OMG. Utter chaos. I have to go somewhere else. 


These pants I've been meaning to hem for Ian? Now is the perfect time! Why are there dog toys looking over/resting on the sewing table? I have no idea. 


Wow, those beds under the cherry trees are weedy! Better go tidy those up!


KenKen! My current avoidance obsession. These sheets are all printed (and filled out) on both sides. I found that the detail-orientation needed to successfully complete the KenKens was the same as the detail-orientation needed to successfully complete the painting projects. Which meant, yes, that I only had the brain power to successfully do one or the other on any given day. I did not always choose wisely. 


SIGH. Back to work. I would like to point out the shelf that I hit my head on numerous times, right there at the top of this photo, hanging just a little bit too low over the work table.*


In progress. Note the complete lack of plastic sheeting (although I did take the time to mask). 

 
HUGE SIGH OF RELIEF. This ended up looking A.W.E.S.O.M.E. 

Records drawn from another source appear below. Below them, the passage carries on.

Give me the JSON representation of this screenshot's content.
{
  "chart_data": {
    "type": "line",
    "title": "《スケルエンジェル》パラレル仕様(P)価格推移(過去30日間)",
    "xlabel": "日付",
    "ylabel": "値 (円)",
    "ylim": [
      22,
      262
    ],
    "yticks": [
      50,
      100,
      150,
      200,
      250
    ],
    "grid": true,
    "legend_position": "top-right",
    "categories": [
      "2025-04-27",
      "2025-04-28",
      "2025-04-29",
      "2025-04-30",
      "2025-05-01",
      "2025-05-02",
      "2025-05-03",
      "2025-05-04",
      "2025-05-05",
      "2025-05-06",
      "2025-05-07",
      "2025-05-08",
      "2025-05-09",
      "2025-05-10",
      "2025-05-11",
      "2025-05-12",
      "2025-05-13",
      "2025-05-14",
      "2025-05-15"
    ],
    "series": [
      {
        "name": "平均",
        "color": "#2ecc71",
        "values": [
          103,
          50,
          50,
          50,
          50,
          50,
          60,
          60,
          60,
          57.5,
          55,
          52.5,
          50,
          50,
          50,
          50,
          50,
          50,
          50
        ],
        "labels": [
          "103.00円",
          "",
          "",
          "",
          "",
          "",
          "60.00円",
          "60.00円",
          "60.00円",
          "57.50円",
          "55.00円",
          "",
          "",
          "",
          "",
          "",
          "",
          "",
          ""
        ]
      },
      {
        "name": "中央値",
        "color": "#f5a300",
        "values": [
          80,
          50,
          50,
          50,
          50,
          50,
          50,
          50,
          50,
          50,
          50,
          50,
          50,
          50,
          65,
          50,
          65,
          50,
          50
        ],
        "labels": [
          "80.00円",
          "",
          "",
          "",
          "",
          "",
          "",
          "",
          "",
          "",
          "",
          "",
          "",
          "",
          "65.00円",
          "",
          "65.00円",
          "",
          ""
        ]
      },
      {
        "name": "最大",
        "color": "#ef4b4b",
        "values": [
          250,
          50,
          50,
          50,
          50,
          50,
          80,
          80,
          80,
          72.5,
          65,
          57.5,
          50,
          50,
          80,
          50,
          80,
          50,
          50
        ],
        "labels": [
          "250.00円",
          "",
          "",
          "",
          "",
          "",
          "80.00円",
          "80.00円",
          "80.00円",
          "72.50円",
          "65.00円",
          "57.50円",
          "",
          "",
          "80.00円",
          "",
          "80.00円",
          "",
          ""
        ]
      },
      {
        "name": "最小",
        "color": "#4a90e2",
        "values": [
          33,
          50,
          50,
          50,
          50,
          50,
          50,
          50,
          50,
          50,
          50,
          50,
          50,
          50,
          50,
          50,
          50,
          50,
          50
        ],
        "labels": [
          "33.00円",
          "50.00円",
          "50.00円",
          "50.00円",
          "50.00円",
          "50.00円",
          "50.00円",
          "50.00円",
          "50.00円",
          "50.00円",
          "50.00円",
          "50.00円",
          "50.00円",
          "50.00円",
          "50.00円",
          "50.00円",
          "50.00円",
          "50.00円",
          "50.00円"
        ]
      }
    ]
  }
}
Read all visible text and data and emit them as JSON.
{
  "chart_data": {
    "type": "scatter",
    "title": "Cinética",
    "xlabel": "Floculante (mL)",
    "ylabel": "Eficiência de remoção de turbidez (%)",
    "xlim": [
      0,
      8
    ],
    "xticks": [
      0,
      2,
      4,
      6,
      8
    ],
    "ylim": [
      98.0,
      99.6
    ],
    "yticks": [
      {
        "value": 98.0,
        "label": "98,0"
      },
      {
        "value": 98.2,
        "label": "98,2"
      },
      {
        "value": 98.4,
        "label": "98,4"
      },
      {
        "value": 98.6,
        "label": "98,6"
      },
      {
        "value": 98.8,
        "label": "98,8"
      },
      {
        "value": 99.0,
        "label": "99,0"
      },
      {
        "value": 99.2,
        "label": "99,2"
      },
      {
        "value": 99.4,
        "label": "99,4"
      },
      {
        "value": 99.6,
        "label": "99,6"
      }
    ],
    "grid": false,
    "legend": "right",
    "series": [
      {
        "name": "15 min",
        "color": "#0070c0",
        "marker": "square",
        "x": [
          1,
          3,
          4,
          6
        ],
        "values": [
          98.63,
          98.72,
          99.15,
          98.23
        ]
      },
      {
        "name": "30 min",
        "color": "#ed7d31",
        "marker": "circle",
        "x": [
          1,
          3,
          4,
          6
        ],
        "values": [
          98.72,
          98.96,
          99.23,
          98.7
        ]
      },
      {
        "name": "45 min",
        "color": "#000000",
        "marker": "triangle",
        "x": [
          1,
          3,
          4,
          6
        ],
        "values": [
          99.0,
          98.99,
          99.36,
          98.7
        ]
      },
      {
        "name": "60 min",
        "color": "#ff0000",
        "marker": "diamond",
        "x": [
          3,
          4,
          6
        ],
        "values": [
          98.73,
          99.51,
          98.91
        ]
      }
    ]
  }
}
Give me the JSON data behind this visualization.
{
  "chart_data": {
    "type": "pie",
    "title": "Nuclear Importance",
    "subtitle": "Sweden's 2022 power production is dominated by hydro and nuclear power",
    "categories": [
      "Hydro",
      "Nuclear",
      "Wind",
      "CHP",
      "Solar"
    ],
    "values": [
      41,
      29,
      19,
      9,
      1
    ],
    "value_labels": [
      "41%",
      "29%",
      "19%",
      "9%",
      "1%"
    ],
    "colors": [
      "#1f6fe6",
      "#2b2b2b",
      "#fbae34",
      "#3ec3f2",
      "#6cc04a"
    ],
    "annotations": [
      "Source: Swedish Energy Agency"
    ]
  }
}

Really, the whole kitchen looks different. The whole upstairs looks different!


Even Spackle looks different! 

It's amazing to me how quickly I've adjusted to the new look, in fact. When I walk into the kitchen now, there's no underlying sigh about the ugliness anymore. 


Everything looks just like it should!

*Ian just suggested to me that, in hindsight, couldn't I have moved the work table out from under the shelf? I replied that hindsight was not at all useful at this point. He laughed.